Caused by error in `db_collect()`:
! Arguments in `...` must be used.
✖ Problematic argument:
• ..1 = Inf
ℹ Did you misspell an argument name?
Backtrace:
     ▆
  1. ├─BiocCheck::BiocCheck(...)
  2. │ └─BiocCheck:::BiocCheckRun(...)
  3. │   └─BiocCheck:::checkDeprecatedPackages(package_dir)
  4. │     └─BiocCheck:::getAllDeprecatedPkgs()
  5. │       └─BiocCheck:::get_deprecated_status("release")
  6. │         └─BiocCheck:::get_status_file_cache(status_file_url)
  7. │           └─BiocFileCache::BiocFileCache(cache, ask = FALSE)
  8. │             └─BiocFileCache:::.sql_create_db(bfc)
  9. │               └─BiocFileCache:::.sql_validate_version(bfc)
 10. │                 └─BiocFileCache:::.sql_schema_version(bfc)
 11. │                   ├─base::tryCatch(...)
 12. │                   │ └─base (local) tryCatchList(expr, classes, parentenv, handlers)
 13. │                   └─tbl(src, "metadata") %>% collect(Inf)
 14. ├─dplyr::collect(., Inf)
 15. └─dbplyr:::collect.tbl_sql(., Inf)
 16.   ├─base::tryCatch(...)
 17.   │ └─base (local) tryCatchList(expr, classes, parentenv, handlers)
 18.   │   └─base (local) tryCatchOne(expr, names, parentenv, handlers[[1L]])
 19.   │     └─base (local) doTryCatch(return(expr), name, parentenv, handler)
 20.   └─dbplyr::db_collect(x$src$con, sql, n = n, warn_incomplete = warn_incomplete, ...)
 21.     └─rlang (local) `<fn>`()
 22.       └─rlang:::check_dots(env, error, action, call)
 23.         └─rlang:::action_dots(...)
 24.           ├─base (local) try_dots(...)
 25.           └─rlang (local) action(...)
Execution halted

That said, I think this is the exact same error we encountered recently, so I think this should fix itself in the next day or so:

There was a bug reported relating to BiocFileCache compatibility with the new version dbplyr.
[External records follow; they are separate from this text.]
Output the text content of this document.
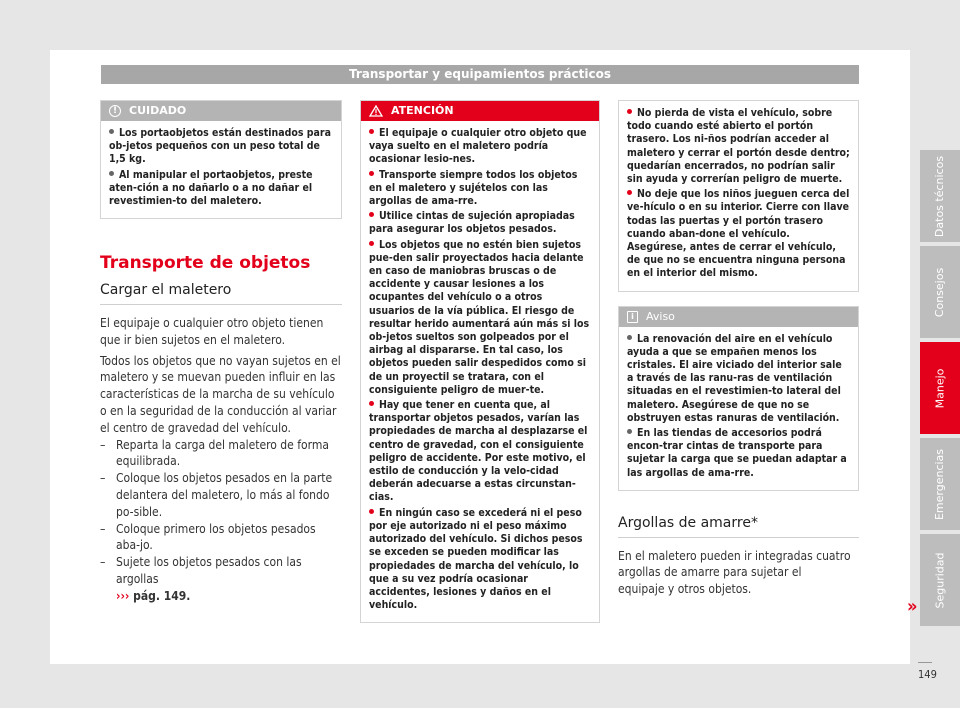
Transportar y equipamientos prácticos
!	CUIDADO

Los portaobjetos están destinados para ob-jetos pequeños con un peso total de 1,5 kg.

Al manipular el portaobjetos, preste aten-ción a no dañarlo o a no dañar el revestimien-to del maletero.

Transporte de objetos
Cargar el maletero

El equipaje o cualquier otro objeto tienen que ir bien sujetos en el maletero.

Todos los objetos que no vayan sujetos en el maletero y se muevan pueden influir en las características de la marcha de su vehículo o en la seguridad de la conducción al variar el centro de gravedad del vehículo.

– Reparta la carga del maletero de forma equilibrada.
– Coloque los objetos pesados en la parte delantera del maletero, lo más al fondo po-sible.
– Coloque primero los objetos pesados aba-jo.
– Sujete los objetos pesados con las argollas
››› pág. 149.
ATENCIÓN

El equipaje o cualquier otro objeto que vaya suelto en el maletero podría ocasionar lesio-nes.

Transporte siempre todos los objetos en el maletero y sujételos con las argollas de ama-rre.

Utilice cintas de sujeción apropiadas para asegurar los objetos pesados.

Los objetos que no estén bien sujetos pue-den salir proyectados hacia delante en caso de maniobras bruscas o de accidente y causar lesiones a los ocupantes del vehículo o a otros usuarios de la vía pública. El riesgo de resultar herido aumentará aún más si los ob-jetos sueltos son golpeados por el airbag al dispararse. En tal caso, los objetos pueden salir despedidos como si de un proyectil se tratara, con el consiguiente peligro de muer-te.

Hay que tener en cuenta que, al transportar objetos pesados, varían las propiedades de marcha al desplazarse el centro de gravedad, con el consiguiente peligro de accidente. Por este motivo, el estilo de conducción y la velo-cidad deberán adecuarse a estas circunstan-cias.

En ningún caso se excederá ni el peso por eje autorizado ni el peso máximo autorizado del vehículo. Si dichos pesos se exceden se pueden modificar las propiedades de marcha del vehículo, lo que a su vez podría ocasionar accidentes, lesiones y daños en el vehículo.

No pierda de vista el vehículo, sobre todo cuando esté abierto el portón trasero. Los ni-ños podrían acceder al maletero y cerrar el portón desde dentro; quedarían encerrados, no podrían salir sin ayuda y correrían peligro de muerte.

No deje que los niños jueguen cerca del ve-hículo o en su interior. Cierre con llave todas las puertas y el portón trasero cuando aban-done el vehículo. Asegúrese, antes de cerrar el vehículo, de que no se encuentra ninguna persona en el interior del mismo.

i	Aviso

La renovación del aire en el vehículo ayuda a que se empañen menos los cristales. El aire viciado del interior sale a través de las ranu-ras de ventilación situadas en el revestimien-to lateral del maletero. Asegúrese de que no se obstruyen estas ranuras de ventilación.

En las tiendas de accesorios podrá encon-trar cintas de transporte para sujetar la carga que se puedan adaptar a las argollas de ama-rre.

Argollas de amarre*
En el maletero pueden ir integradas cuatro argollas de amarre para sujetar el equipaje y otros objetos.
»
Datos técnicos
Consejos
Manejo
Emergencias
Seguridad
149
This affected BiocFileCache, ExperimentHub, and AnnotationHub. This has already been corrected in BiocFileCache versions 2.10.1 (Release_3_18) and 2.11.1 (devel/3.19) respectively. These versions were pushed up this morning and should be available after tomorrow's daily build. You can install from github as a temporary workaround for the next 24 hours. Sorry for the inconvenience.
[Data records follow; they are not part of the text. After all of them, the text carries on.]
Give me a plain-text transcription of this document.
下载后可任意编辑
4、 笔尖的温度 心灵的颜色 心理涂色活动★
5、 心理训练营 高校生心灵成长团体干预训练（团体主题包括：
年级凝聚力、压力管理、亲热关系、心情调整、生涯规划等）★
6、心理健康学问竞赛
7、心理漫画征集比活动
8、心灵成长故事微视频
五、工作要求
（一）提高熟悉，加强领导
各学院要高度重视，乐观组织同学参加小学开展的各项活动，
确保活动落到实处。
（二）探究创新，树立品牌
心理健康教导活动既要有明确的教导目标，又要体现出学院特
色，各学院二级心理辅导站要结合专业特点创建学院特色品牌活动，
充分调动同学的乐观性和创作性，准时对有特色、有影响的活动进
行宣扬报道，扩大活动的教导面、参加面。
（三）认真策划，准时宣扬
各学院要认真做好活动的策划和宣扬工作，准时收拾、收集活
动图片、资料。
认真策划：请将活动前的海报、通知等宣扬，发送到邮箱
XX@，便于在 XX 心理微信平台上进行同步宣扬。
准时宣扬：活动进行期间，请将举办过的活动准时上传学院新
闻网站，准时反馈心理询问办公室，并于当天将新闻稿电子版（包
bschilder commented 1 year ago

Just upgraded rworkflows to make some extra disk space available and pushed to MSS, but the caveat atm is that it only works on the Ubuntu runner. I haven't seen a solution for Mac/Windows GHA runners yet.

@Al-Murphy also mentioned we could try only installing the essential Bioc database packages for tests. I would have to add this capability into rworkflows, as currently it installs all Imports and Suggests. This might be necessary for at least the Mac runner. Would installing only the Imports break any of the examples/tests currently?
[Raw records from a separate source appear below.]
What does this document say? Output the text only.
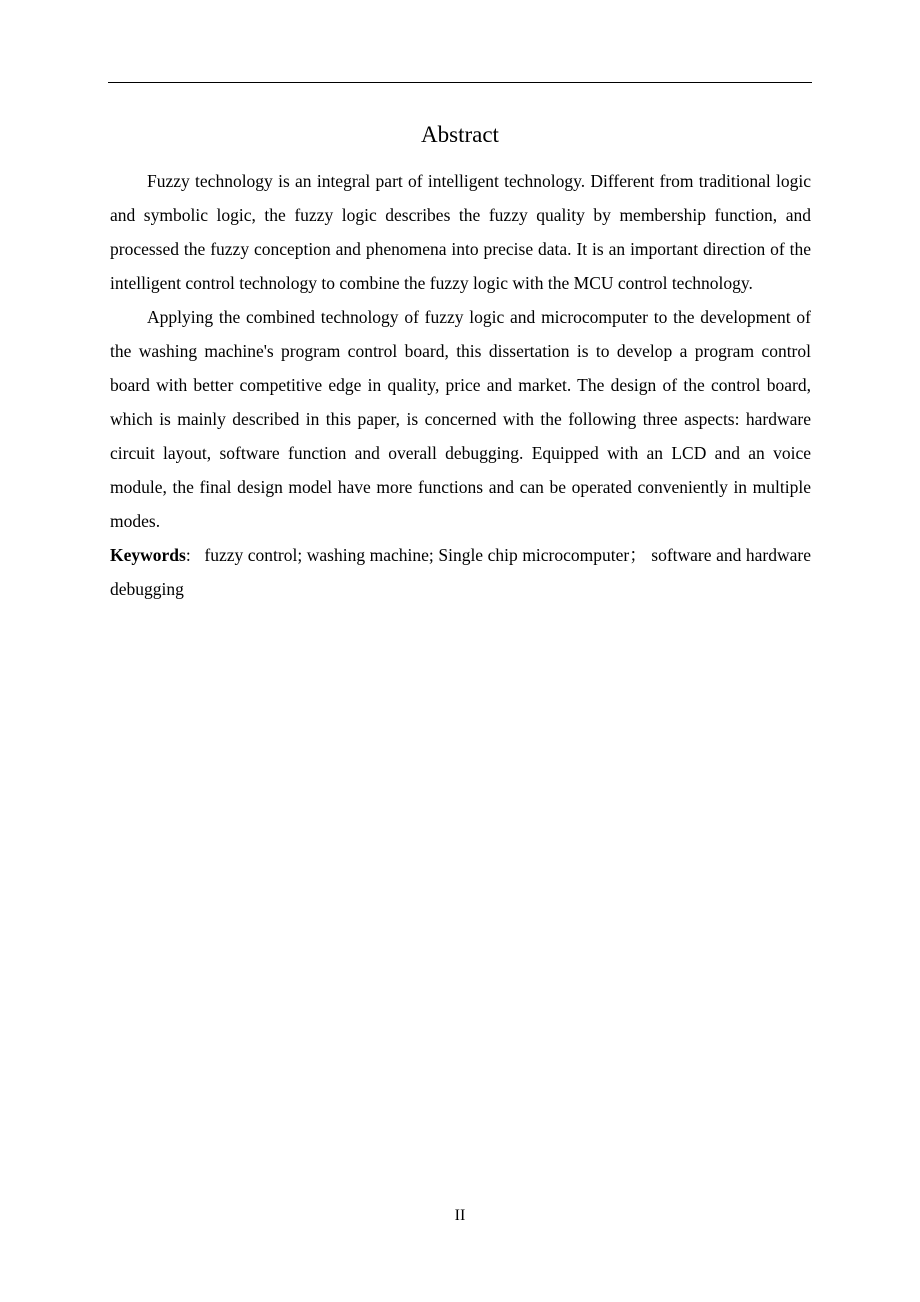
Abstract

Fuzzy technology is an integral part of intelligent technology. Different from traditional logic and symbolic logic, the fuzzy logic describes the fuzzy quality by membership function, and processed the fuzzy conception and phenomena into precise data. It is an important direction of the intelligent control technology to combine the fuzzy logic with the MCU control technology.

Applying the combined technology of fuzzy logic and microcomputer to the development of the washing machine's program control board, this dissertation is to develop a program control board with better competitive edge in quality, price and market. The design of the control board, which is mainly described in this paper, is concerned with the following three aspects: hardware circuit layout, software function and overall debugging. Equipped with an LCD and an voice module, the final design model have more functions and can be operated conveniently in multiple modes.

Keywords: fuzzy control; washing machine; Single chip microcomputer； software and hardware debugging

II
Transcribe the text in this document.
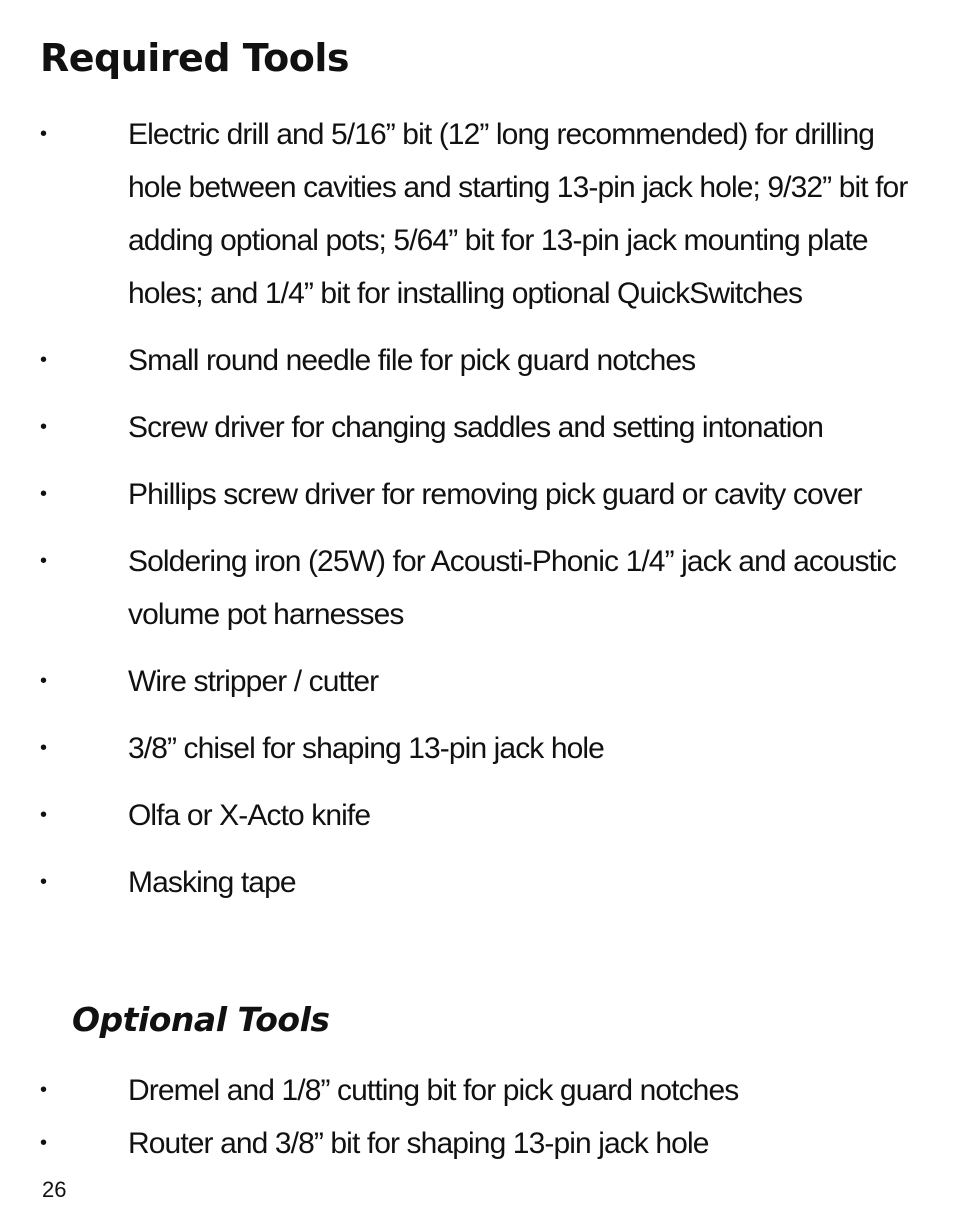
Required Tools
•	Electric drill and 5/16” bit (12” long recommended) for drilling hole between cavities and starting 13-pin jack hole; 9/32” bit for adding optional pots; 5/64” bit for 13-pin jack mounting plate holes; and 1/4” bit for installing optional QuickSwitches
•	Small round needle file for pick guard notches
•	Screw driver for changing saddles and setting intonation
•	Phillips screw driver for removing pick guard or cavity cover
•	Soldering iron (25W) for Acousti-Phonic 1/4” jack and acoustic volume pot harnesses
•	Wire stripper / cutter
•	3/8” chisel for shaping 13-pin jack hole
•	Olfa or X-Acto knife
•	Masking tape
Optional Tools
•	Dremel and 1/8” cutting bit for pick guard notches
•	Router and 3/8” bit for shaping 13-pin jack hole
26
Al-Murphy commented 1 year ago

Unfortunately still seems to be failing on linux (and mac but possibly for different reasons?).

Installing only imports would not be enough for the unit tests (even for mac/windows which have less tests than linux). The only suggest packages you can ignore installing are SNPlocs.Hsapiens.dbSNP155.GRCh37 and SNPlocs.Hsapiens.dbSNP155.GRCh38. These are by far, the largest packages used anyway so excluding them should help with space.

bschilder commented 1 year ago

Unfortunately still seems to be failing on linux (and mac but possibly for different reasons?).

Yeah, i was monitoring it and for some reason it seems to get stuck at this step:

Screenshot 2023-11-01 at 22 17 01

Which is strange, bc this appears to have less to do with installing large packages (at least on its face).

Installing only imports would not be enough for the unit tests (even for mac/windows which have less tests than linux). The only suggest packages you can ignore installing are SNPlocs.Hsapiens.dbSNP155.GRCh37 and SNPlocs.Hsapiens.dbSNP155.GRCh38. These are by far, the largest packages used anyway so excluding them should help with space.

Ok cool, I'll work on customising rworkflows so you can select specific packages to omit during installation.